MongoDB最大值查询和_id

Question

db.collections.find()

    { "_id" : ObjectId("55b0c2a0339bf8d00ab0bade"), "score" : 46, "playerid" : "45"}
    { "_id" : ObjectId("55b0c2de339bf8d00ab0badf"), "score" : 88, "playerid" : "45"}
    { "_id" : ObjectId("55b0cbca17f398f4281ab931"), "score" : 46, "playerid" : "99"}
    { "_id" : ObjectId("55b15ababe2df0f430d1cb93"), "score" : 89, "playerid" : "45"}

What I'm trying to do, is retrieve all documents with the largest score. If the same player occurs more than once, then we get the document with the largest score for that particular player.

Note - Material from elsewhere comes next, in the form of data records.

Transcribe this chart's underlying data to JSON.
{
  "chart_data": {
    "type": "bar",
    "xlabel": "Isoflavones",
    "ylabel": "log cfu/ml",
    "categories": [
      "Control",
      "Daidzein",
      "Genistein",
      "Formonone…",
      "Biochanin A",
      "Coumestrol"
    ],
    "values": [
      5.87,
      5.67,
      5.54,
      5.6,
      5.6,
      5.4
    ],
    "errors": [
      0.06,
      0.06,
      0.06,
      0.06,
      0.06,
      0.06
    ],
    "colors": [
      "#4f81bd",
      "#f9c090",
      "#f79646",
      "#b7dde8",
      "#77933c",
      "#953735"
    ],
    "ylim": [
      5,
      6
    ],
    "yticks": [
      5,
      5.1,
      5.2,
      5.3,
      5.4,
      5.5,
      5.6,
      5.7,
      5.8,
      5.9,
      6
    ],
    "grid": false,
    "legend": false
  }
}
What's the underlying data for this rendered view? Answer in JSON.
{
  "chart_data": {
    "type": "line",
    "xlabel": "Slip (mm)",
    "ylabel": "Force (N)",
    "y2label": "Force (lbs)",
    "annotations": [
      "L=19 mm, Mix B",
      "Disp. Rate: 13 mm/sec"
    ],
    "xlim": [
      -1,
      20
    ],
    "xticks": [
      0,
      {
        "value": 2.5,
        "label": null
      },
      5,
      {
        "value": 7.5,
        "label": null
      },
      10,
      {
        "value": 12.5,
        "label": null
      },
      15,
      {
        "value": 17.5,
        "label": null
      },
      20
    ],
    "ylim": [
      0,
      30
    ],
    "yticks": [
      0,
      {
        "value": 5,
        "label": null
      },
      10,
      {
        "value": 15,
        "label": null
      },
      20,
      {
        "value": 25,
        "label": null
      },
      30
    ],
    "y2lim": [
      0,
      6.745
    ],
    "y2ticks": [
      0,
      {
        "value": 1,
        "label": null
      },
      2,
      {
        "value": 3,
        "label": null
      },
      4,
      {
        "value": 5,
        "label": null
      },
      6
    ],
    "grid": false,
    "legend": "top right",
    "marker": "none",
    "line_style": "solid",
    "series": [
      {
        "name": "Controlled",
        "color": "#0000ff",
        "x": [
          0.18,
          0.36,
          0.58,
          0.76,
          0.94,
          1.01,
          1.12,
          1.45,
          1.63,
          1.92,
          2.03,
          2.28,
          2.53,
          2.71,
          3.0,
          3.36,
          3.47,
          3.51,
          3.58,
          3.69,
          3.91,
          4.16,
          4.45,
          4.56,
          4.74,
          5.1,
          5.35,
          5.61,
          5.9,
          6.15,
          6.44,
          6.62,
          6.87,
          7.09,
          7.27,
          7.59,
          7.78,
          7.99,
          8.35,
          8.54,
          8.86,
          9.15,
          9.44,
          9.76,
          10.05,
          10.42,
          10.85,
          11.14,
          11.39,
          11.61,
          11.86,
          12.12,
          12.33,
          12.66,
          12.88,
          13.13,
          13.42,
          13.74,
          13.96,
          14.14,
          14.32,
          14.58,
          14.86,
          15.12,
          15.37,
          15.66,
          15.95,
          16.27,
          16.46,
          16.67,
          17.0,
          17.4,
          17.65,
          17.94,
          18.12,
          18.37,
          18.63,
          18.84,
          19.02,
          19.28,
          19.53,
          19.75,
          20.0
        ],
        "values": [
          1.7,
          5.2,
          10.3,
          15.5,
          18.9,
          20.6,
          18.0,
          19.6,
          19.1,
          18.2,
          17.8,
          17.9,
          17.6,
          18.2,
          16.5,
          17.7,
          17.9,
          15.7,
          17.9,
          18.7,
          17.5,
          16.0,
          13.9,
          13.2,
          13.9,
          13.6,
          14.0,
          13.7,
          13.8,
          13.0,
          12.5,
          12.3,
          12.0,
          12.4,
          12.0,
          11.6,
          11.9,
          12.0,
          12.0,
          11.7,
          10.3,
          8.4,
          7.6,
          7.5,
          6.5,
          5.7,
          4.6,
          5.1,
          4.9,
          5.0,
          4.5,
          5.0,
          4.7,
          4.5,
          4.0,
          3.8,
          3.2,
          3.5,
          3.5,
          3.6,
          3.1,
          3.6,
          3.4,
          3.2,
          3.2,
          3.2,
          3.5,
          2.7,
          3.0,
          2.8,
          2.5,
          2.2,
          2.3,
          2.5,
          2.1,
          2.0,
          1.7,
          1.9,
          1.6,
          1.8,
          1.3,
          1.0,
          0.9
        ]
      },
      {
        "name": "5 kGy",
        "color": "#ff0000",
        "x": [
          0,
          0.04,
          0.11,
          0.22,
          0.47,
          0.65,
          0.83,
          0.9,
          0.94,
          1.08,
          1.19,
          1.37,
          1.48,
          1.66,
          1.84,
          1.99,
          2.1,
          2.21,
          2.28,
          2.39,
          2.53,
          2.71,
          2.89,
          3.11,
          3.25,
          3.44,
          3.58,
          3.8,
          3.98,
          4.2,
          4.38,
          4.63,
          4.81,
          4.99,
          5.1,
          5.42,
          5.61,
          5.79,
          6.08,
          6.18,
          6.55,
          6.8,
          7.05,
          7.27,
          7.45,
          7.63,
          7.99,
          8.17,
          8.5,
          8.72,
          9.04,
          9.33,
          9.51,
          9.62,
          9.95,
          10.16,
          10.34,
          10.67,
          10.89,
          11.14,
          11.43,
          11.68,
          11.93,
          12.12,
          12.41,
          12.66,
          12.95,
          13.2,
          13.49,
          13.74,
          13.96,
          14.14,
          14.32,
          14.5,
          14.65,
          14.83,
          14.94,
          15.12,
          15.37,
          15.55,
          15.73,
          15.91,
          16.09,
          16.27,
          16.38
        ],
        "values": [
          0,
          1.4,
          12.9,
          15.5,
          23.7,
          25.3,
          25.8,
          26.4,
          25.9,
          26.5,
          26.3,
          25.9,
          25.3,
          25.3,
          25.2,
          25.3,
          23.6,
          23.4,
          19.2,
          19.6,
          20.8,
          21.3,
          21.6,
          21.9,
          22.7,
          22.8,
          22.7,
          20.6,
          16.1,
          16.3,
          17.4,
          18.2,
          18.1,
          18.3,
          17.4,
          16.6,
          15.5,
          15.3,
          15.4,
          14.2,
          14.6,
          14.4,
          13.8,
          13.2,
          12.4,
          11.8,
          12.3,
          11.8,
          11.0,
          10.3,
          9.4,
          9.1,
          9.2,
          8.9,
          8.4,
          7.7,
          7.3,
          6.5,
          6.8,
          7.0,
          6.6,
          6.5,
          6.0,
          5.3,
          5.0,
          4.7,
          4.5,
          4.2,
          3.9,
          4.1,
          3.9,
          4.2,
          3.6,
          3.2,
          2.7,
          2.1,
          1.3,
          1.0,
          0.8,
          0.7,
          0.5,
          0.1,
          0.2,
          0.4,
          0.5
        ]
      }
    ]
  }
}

The result would look like this:

    { "_id" : "55b0cbca17f398f4281ab931", "score" : 46 }
    { "_id" : "55b15ababe2df0f430d1cb93", "score" : 89 }

This is where I'm stuck:

db.players.aggregate([

{ "$group": { 
    "_id": "$playerid",
    score: { $max: "$score" }
} }
])

which returns:

    { "_id" : "99", "score" : "46" }
    { "_id" : "45", "score" : "89" }

Now, this is correct. But I just need the ObjectID instead.

Answer 1

Instead of $max then use $sort and $first where the other properties are important to you:

db.players.aggregate([
   { "$sort": { "score": -1 } },
   { "$group": { 
       "_id": "$playerid",
       "docId": { "$first": "$_id" },
       "score": { "$first": "$score" }
   }}
])

The $max operator of course only works on "one" field that you specify. In order to get detail from the collection document then you need to $sort and get the $first occurance on the grouping boundary.

Of course $first is relative to the $sort order which is "descending", otherwise use $last with ascending order, for the "maximum" value on the sort key.